Enhance User Experience with Audio Description


Maximum Accessibility: Making Your Web Site More Usable for Everyone
By John M. Slatin,, Sharron Rush
Table of Contents
Chapter 13.  Enhancing Accessibility through Multimedia

Synchronized audio description a spoken description of the activities presented through video is another essential element in making video accessible, in this case for people who are unable to see the video, whether because they are blind or for some other reason. The audio description is recorded on a separate track, which is usually inserted into natural pauses in the soundtrack. It describes key visual elements of the presentation. The audio description may include information that describes the scene, the characters, their body language, and any other visual elements that may be important to understanding the video but are not available from the soundtrack alone. Like captions, audio descriptions must be synchronized with the video stream they describe.

Like closed captioning and other accessibility techniques, audio description existed before the Web was born. But it's not all that old, either. Audio description of live theater events began in 1981 with the pioneering work of Margaret and Cody Pfanstiehl of the Metropolitan Washington Ear, along with Arena Stage in Washington, DC. Now audio description can be found in several other states as well as the District of Columbia. In 1987, the Boston PBS affiliate, WGBH, which had pioneered closed captioning in the early 1970s, launched its Descriptive Video Service (DVS). In 1989, Congress for the first time appropriated funds for described television, as authorized by the Education of the Handicapped Act.
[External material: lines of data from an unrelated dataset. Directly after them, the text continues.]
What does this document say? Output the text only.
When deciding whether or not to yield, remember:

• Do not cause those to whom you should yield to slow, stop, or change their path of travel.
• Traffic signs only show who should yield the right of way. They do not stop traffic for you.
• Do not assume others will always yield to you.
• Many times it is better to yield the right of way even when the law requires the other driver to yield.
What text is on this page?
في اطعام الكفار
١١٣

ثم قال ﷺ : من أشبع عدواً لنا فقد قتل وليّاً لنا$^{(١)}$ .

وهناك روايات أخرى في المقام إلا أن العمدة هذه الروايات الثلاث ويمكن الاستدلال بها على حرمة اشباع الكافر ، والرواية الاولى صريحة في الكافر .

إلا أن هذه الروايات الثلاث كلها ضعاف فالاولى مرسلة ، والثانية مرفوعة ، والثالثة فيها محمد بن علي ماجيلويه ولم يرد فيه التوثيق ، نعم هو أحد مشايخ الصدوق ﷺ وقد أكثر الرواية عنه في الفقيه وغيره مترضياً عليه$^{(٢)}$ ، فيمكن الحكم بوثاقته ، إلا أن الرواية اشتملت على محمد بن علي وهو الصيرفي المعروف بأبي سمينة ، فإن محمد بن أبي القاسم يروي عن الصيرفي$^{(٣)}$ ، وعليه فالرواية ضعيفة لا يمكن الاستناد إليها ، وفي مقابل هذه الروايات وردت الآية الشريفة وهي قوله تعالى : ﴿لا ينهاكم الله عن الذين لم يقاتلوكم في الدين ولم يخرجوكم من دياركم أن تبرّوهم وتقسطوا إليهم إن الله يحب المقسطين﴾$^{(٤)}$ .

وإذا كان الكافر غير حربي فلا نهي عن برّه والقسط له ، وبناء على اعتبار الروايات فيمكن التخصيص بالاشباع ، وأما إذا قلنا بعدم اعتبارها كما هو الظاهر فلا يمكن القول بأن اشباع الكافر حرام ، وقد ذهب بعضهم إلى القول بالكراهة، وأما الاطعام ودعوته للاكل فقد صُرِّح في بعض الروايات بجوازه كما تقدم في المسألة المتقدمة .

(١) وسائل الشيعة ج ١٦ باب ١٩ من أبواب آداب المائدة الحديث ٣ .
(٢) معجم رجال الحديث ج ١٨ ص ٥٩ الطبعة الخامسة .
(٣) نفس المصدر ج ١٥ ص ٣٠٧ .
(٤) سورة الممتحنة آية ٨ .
By 1997, WGBH had established a policy that all national programming would be described. [4] The Na-tional Academy of Television Arts and Sciences awarded Margaret Pfanstiehl an Emmy for "leadership and persistence" in pioneering accessible TV for people who are visually impaired, and the DVS has received many national and international awards as well.

[4] "DVS Milestones." Accessed January 19, 2002, at http://main.wgbh.org/wgbh/access/dvs/dvsmilestones.html.

Why Describe?

Why bother describing video content? After all, it seems logical to assume that the 6.5 million people in the U.S. who are blind or severely visually impaired don't watch much video. But that's not so. In 1997, the American Foundation for the Blind (AFB) published "Who's Watching? A Profile of the Blind and Visually Impaired Audience for Television and Video" [Packer and Kirchner 1997]. The study found that 99 percent of blind and visually impaired respondents owned television sets, and 83 percent owned VCRs; these figures are virtually the same as those for the general population. The study also found that more blind and visually impaired people were cable subscribers. Re-spondents watched a mean of 24 hours of television per week. In these and most other respects, the AFB researchers found, the statistics about people who are blind and visually impaired were very similar to those for the U.S. population as a whole. The AFB report also indicates that 96 percent of persons with no usable vision state that description is very important to their enjoyment of television or videos. More than 75 percent of all respondents claim that the benefits of description include enhancing the overall viewing experience as well as the learning and social experiences of television and video [Packer and Kirchner 1997].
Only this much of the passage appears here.